Türkiye
Cumhuriyeti, ‘Hukuk Devleti’ ilkesini 1961 Anayasası’ ndan itibaren, açıkça
anayasal bir ilke olarak benimsemesine rağmen, bu ilkenin gerçekten hayata geçip
geçmediği konusunda, günümüze kadar meydana gelen çeşitli olaylar ve
uygulamalar nedeniyle, her zaman ciddi tartışmalar ve soru işaretleri sözkonusu
olmuştur. Hukuk Devleti ilkesi bağlamında, tartışma konusu olan en önemli
hukuki sorunlardan biri de mevzuatta aleyhine yargıya başvurulması engellenen
çok sayıda idari işlemin mevcut bulunmasıdır.

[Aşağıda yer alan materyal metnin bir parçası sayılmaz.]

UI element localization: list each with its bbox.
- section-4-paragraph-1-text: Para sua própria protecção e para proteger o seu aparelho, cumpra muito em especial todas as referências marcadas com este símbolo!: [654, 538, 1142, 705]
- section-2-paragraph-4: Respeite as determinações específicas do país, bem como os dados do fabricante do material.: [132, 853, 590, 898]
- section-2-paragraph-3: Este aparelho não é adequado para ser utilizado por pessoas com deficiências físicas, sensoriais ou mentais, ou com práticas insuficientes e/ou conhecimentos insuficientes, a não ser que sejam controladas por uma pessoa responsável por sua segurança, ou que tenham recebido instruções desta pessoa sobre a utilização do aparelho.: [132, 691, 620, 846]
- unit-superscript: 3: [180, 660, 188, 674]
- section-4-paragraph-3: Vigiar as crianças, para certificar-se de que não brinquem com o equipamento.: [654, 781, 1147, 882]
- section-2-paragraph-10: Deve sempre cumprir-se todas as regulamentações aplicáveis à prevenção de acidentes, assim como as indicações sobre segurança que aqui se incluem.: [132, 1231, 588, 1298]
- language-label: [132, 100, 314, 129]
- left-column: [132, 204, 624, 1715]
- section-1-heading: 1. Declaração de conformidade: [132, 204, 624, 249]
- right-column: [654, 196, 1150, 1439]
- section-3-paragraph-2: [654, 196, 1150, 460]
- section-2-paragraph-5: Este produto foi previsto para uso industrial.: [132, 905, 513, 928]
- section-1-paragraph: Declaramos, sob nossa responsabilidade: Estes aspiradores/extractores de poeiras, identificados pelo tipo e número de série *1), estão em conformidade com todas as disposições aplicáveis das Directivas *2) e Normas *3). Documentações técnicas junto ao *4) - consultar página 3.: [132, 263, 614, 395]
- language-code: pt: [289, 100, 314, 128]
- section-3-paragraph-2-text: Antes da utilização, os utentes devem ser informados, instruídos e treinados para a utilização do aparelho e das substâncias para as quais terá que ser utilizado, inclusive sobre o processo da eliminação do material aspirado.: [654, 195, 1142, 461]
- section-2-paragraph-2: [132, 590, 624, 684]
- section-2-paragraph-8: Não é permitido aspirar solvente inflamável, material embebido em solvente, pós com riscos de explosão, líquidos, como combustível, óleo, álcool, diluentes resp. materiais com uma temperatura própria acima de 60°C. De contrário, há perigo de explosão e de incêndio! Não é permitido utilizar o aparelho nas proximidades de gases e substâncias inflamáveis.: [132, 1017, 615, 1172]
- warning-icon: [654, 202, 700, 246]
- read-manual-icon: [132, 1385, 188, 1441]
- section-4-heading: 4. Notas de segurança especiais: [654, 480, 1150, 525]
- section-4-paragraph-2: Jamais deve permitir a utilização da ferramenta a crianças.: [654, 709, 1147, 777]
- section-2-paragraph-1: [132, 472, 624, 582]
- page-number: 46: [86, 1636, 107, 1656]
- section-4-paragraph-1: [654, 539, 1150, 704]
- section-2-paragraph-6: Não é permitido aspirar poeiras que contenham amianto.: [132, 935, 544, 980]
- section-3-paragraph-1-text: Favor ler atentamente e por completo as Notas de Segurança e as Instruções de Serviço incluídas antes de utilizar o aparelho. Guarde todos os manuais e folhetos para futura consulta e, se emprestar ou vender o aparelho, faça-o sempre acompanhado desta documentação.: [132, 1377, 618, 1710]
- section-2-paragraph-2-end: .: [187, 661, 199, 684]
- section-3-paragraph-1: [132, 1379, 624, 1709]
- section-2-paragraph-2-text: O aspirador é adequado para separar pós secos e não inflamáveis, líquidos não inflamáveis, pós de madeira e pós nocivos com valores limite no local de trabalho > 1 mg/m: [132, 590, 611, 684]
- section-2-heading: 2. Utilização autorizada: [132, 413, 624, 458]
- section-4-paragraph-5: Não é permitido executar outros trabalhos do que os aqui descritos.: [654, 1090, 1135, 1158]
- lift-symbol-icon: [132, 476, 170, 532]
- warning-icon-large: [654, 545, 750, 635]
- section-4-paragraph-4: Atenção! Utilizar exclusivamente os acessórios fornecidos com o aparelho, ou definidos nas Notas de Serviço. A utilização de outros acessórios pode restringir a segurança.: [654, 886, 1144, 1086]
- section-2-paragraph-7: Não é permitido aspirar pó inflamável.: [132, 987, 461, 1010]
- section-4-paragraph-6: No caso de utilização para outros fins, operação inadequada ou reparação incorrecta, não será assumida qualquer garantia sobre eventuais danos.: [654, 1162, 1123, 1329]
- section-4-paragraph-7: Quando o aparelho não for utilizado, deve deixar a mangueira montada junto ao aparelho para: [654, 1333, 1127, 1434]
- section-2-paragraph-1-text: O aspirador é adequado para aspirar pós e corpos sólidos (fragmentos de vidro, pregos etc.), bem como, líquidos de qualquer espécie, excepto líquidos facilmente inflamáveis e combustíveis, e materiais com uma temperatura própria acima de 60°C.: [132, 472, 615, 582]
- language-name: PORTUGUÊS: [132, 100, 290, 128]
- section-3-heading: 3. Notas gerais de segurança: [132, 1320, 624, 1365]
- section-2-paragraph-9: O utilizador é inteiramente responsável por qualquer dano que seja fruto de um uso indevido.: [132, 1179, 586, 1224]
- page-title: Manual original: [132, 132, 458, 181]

Gerçekten de önemli bir kısmı
sadece Türkiye’ ye özgü olan, bu kadar çok sayıda idari işlemin yargı
tarafından denetlenemiyor olmasının, Hukuk Devleti ilkesini zedelediği
aşikardır. Bu nedenle, Hukuk Devleti ilkesi bağlamında, Türkiye’ de aleyhine
yargı yoluna gidilemeyen idari işlemleri mercek altına almakta yarar
bulunmaktadır. Çalışmamızın konusu, ülkemizde aleyhine yargı yoluna
gidilemeyen, mahkemelerde tartışılamayan idari işlemler ile bu bağışıklığın
hukuk devleti ilkesi çerçevesinde eleştirel bir perspektifle irdelenmesidir.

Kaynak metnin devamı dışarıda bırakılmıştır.